Many children won’t know much about the Royal Family yet. However several members of the family may remember something about Queen Elizabeth’s coronation, including grandparents and great-grandparents. They could tell the kids their experience of the event and any others they remember. It is a great way for children to bond with older members of their family while learning about their culture and the history of the Royal Family. Most grandparents will be over the moon to have been chosen and will feel very flattered that the little ones want to learn from them.
If you are going to a street party, bunting is the perfect accessory to take with you. It is up to you whether you make a paper or fabric version: Both are very simple but the fabric ones will at least survive if it rains. Simply cut out triangles of material and glue or sew them to some durable string or ribbon. Repeat as many times as you wish and voila!
Kids love to dress up and there is nothing better than becoming a queen or princess for the day with fancy dress. Since it is the Diamond Jubilee, a crown is very apt and can easily be made at home with a few arts and craft materials. Heavy card or foam sheets could form the base and it can then be decorated with sequins, glitter, paint, "diamonds" or anything your child wants.
Kids love baking and one of the best ways to involve them in Jubilee celebrations is to bake some tasty themed cakes, perfect to take to any celebrations you may be attending. Fairy cakes are one of the easiest options and kids can be creative with them by designing any topping they fancy. Use coloured icing in patriotic colours (red, white and blue) or baking supplies such as coloured balls and mini gems (diamonds?) to decorate the cakes. Many shops that stock specialist baking supplies have perfect Jubilee decorations for cakes, which could also be used.

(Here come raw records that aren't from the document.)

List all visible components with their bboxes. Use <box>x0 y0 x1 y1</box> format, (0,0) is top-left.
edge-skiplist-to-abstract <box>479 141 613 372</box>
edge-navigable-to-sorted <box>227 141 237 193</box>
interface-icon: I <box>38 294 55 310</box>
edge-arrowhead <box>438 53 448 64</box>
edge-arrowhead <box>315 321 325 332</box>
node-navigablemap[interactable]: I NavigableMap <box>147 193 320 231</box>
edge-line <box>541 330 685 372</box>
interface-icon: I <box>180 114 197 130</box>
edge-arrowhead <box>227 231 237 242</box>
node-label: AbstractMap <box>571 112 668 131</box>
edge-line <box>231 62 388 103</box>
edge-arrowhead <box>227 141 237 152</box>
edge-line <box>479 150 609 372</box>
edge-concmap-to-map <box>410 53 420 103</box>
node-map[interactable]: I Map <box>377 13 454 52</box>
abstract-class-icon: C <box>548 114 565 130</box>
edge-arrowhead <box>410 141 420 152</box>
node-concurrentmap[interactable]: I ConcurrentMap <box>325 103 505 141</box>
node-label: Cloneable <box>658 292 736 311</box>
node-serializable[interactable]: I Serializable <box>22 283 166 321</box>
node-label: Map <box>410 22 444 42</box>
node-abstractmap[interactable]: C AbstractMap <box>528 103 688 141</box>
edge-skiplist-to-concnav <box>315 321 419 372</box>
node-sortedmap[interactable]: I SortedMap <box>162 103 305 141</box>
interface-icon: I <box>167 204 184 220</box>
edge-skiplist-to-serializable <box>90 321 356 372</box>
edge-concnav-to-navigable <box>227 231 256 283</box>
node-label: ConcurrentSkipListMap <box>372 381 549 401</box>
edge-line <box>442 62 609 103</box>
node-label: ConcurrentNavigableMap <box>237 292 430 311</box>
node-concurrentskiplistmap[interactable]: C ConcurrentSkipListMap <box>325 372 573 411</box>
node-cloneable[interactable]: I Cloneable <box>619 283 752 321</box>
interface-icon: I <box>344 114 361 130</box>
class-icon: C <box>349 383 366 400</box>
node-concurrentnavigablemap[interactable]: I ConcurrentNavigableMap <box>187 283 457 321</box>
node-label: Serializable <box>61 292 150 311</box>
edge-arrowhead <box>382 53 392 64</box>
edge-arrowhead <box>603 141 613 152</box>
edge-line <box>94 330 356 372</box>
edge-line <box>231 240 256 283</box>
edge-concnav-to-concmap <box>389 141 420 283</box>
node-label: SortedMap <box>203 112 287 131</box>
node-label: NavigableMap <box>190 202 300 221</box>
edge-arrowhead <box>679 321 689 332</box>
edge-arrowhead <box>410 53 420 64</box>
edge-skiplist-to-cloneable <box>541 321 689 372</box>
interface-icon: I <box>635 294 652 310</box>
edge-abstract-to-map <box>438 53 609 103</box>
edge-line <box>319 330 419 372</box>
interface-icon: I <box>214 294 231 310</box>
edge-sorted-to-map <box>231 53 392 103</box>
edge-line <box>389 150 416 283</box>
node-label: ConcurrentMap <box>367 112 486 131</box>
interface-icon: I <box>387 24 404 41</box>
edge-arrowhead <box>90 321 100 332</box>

Kids don’t write nearly as much as they used to these days and so wouldn’t it be nice to sit down with your kids and pen a little congratulatory message to the Queen herself? Before you start writing it, talk about her reign, how old family members were at the time, historic events that have happened during her time on the throne and then ask your children to write down a few things they want to say to her. Then, together, help your little one(s) to write a letter, in their own handwriting, to the Queen and send it off to her. You may or may not receive a reply but it is a lovely bonding exercise for you both. And make sure you keep a copy to show them when they have grown up!